Hello, kogans kettles integration seems convenient, but it seems that the newer hot water stations (philipps and caso brands sell some, for reference) are better than boiling kettles, since:
- they have a bigger tank
- only the amount needed to a cup is heated trough a heated pipe
- → so faster to heat, for a same wattage rating than a kettle ( “Wer ist schneller? Normaler Wasserkocher vs. CASO HW660 Turboheißwasserkocher” https://www.youtube.com/watch?v=cFsCmsFPeRU )

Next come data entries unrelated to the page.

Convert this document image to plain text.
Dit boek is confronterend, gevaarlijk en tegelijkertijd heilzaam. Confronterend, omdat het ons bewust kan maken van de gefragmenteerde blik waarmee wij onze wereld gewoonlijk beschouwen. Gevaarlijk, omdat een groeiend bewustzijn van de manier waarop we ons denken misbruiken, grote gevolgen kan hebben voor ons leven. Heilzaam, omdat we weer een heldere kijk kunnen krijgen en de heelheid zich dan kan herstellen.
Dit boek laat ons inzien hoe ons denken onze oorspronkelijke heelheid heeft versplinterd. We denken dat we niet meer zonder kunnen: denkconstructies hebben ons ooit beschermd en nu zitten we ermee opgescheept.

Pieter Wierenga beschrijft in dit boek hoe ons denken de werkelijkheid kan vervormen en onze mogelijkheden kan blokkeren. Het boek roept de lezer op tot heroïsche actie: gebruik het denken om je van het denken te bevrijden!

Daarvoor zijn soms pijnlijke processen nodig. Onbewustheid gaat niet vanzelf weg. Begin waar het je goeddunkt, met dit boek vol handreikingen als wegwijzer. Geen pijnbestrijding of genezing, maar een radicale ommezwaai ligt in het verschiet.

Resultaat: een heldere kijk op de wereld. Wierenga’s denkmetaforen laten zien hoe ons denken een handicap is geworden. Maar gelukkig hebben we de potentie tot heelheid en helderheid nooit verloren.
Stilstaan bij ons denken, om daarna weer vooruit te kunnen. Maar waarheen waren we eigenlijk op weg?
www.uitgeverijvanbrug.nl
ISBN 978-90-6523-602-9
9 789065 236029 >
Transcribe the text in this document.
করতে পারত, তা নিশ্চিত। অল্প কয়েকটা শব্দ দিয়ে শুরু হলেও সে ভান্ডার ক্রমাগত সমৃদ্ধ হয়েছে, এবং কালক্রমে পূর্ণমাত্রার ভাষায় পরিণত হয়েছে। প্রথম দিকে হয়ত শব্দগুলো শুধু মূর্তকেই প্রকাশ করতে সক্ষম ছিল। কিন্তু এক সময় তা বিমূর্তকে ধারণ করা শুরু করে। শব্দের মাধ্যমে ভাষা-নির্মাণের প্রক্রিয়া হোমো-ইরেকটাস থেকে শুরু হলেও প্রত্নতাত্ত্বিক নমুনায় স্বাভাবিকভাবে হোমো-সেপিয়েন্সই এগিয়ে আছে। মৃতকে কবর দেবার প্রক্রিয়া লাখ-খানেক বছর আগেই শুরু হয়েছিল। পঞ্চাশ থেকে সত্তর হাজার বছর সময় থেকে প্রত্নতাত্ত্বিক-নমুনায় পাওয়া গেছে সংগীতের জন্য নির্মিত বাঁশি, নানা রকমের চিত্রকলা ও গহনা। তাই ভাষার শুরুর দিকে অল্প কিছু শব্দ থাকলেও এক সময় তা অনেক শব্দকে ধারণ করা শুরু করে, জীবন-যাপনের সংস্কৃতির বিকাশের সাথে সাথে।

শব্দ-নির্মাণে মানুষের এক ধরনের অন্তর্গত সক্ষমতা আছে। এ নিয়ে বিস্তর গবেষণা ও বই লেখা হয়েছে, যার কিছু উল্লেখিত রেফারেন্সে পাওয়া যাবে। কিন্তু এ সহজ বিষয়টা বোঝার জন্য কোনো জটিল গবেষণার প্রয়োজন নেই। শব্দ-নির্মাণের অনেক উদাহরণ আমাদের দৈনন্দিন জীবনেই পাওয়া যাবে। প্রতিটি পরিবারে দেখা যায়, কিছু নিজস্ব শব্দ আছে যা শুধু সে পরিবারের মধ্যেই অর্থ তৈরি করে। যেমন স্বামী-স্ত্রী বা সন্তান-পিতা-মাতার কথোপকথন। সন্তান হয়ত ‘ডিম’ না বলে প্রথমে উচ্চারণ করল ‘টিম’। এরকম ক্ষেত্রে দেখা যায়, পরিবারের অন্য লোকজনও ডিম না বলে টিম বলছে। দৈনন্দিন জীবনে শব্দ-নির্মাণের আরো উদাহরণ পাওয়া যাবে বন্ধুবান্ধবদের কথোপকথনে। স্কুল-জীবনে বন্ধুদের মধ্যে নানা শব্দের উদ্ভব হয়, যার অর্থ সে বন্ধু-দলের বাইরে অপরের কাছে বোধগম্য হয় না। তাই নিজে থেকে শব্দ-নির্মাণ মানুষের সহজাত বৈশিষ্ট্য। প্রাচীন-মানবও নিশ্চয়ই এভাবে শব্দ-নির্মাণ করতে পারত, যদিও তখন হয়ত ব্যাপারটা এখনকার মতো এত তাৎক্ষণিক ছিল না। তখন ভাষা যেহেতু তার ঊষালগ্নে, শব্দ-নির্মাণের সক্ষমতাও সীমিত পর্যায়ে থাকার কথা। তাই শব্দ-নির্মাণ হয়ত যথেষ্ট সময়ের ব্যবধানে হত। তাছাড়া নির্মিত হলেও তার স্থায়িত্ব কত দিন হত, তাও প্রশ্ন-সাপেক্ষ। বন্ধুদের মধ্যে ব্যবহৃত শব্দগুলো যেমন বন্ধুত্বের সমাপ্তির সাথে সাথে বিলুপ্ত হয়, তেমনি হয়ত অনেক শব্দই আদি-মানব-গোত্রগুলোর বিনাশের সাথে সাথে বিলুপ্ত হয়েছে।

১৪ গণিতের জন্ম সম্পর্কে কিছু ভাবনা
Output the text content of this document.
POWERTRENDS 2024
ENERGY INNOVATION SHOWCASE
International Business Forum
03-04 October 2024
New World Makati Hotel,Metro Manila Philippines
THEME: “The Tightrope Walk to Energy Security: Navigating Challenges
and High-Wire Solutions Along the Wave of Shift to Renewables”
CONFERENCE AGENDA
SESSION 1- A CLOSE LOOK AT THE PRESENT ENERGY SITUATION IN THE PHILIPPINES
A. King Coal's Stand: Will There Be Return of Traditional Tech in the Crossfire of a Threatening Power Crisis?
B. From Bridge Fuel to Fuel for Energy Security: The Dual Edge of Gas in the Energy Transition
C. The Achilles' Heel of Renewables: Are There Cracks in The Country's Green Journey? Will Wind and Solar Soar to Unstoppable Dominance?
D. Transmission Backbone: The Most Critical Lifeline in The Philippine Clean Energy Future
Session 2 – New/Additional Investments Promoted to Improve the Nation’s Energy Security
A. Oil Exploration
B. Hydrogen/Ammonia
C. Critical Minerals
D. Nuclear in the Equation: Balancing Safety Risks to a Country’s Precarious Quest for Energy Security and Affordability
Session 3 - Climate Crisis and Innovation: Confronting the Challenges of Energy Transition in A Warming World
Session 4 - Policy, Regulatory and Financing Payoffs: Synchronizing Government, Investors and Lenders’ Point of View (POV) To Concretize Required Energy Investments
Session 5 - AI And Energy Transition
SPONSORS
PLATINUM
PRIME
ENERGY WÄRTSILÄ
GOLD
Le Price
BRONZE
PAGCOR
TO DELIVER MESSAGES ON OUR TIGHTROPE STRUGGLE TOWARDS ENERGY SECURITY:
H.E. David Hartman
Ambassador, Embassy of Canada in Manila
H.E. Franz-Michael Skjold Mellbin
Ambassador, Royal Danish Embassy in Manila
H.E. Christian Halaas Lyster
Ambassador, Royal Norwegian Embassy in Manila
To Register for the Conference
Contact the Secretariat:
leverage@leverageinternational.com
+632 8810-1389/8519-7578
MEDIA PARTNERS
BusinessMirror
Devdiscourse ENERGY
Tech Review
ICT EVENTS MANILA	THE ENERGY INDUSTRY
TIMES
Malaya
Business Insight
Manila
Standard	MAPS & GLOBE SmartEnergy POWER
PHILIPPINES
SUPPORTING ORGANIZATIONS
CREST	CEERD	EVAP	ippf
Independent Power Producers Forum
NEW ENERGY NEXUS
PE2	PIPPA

- → so no water waste, either for no reason because user filled the kettle roughly, or for a reason because some tea/coffee purists said that it’s bad to boil a same amount of water more than once
- may be more silent (01:10 YT title " Perfekte Teezubereitung mit dem Heißwasserspender von Caso® . Nie wieder kalter Tee.")
- already embed a water filter, whereas kettle users must fill first some brita dispenser setup, put it in the fridge, pull it out to fill the kettle, and not forget to do it before each morning.
All-in-one coffee grinder/brewer machines’ pumping system just are unnecessarily way too loud even when asked to just dispense hot water. E.g Philips 2200/3400/5400, that are already HA integrated, thanks to the community.
I’ve seen good tutorials telling how to smartify dumb appliances that have mechanical hard switches, using an ESP board and relays. (YT title “i built the world’s worst IOT coffee machine” )
But what if there’s only a touch OLED display on the water station ? Has it been done already ? Do I have to reverse engineer the signals sent to the microcontroller instead of planting the relays on the 2 soldering pads associated to every switch ?
I found this but quite don’t know how they proceed GitHub - TillFleisch/ESPHome-Philips-Smart-Coffee: ESPHome components which implement a Philips Series 2200 Coffee Machine into HomeAssistant. Capable of brewing automatic coffee. , like what tool is needed. Any voltmeter + precison probes will do the job?